My accounting professor made the subject interesting by stressing how not one single number on any financial statement besides some cash flow figures can be verified. Pretty much everything from balance sheets’ assets and liabilities to income statements’ revenues and expenses is subject to managers’ (sometimes “creative”) interpretation. In publicly-held firms, financial statements are important to shareholders who use them to assess the performance of their investments. This requires management, however, to report financials that reflect reality. In truth, management can use accounting concepts such as depreciation, asset securitization (aka CDOs), and expense capitalization to distort a firm’s performance or just straight-up lie.

So let’s say you have a chunk of disposable income in your pocket, and instead of splurging on the newest tech gadget or Gucci handbag, you decide to invest it in stocks. How do you pick a good one? Bad news: 99% of people have no idea, including all those fund managers who are paid millions in fees to pretend like they know. So, of course, this post won’t tell you how to invest your money, but you may learn what to watch out for. One of the things to be aware of is telling responsible managers apart from false promoters.

I recommend you start by reading The Intelligent Investor by Benjamin Graham, an American economist and the father of value investing. If you get this edition with Jason Zweig’s commentary, you’ll learn that trustworthy managers are those who don’t pander to the investing public or act as “hype-o-chondriacs” spewing glowing press releases. Zweig gives advice such as checking Form 4 on EDGAR, a public, online database of corporate financial information, for repeated big sales of equity by senior executives. If executives don’t put their money where their mouths are, why should you?
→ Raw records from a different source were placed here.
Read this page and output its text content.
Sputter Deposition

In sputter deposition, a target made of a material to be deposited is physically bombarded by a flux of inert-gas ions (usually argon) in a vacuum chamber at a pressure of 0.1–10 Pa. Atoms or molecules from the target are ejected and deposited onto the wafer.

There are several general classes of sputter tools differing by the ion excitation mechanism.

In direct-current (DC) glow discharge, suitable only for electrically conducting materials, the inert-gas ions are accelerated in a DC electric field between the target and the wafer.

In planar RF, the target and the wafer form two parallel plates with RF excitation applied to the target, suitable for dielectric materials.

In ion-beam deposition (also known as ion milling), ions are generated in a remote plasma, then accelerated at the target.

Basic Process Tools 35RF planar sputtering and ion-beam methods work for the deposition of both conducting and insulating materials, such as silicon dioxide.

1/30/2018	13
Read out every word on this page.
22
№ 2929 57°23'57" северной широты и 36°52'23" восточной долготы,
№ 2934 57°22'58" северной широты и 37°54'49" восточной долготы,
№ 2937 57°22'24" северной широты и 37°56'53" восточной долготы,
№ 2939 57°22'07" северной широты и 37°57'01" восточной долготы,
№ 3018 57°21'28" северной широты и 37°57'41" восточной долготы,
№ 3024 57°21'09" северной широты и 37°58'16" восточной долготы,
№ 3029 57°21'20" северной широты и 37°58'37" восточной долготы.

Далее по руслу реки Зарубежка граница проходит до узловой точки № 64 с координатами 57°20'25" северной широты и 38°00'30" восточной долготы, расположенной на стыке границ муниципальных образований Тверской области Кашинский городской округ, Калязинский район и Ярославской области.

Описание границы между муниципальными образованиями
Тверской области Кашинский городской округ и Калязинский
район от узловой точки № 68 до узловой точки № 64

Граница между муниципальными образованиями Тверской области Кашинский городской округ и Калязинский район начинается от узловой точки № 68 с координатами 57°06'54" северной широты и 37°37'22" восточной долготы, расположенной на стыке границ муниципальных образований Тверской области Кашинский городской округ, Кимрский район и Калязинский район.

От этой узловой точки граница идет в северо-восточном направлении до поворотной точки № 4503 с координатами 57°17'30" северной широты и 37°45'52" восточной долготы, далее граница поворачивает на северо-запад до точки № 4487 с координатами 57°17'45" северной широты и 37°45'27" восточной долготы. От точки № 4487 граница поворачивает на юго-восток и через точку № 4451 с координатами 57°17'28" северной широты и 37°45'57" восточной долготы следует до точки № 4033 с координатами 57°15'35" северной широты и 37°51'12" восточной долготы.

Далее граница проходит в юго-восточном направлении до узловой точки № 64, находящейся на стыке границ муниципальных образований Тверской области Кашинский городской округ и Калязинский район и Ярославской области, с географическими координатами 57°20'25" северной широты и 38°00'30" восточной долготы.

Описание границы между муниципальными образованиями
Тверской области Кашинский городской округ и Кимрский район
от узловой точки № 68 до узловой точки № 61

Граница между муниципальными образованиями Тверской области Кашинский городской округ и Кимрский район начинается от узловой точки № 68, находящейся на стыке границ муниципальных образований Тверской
Other things to be on the lookout for:

  • non-recurring charges that recur consistently
  • “extraordinary” items so frequent they become ordinary
  • EBITDA that appears more than net income
  • pro forma” earnings that cover actual losses

Although my professor made accounting fun, I think it can be taught in a more exciting way. Think CSI – Forensic Accounting. Begin the class by slapping a transparency of Enron’s 2000 balance sheet on the overhead projector. The professor’s first words to the class: “Can anybody tell me what this is?” A student raises his/her hand and answers, “A balance sheet.”

“Wrong!” The professor would reply. “This is a crime scene. This deceived creditors and destroyed the life-savings of thousands of Enron employees. This is the scene of unchecked greed.”

Wouldn’t that be an amazing course? I would totally take this course.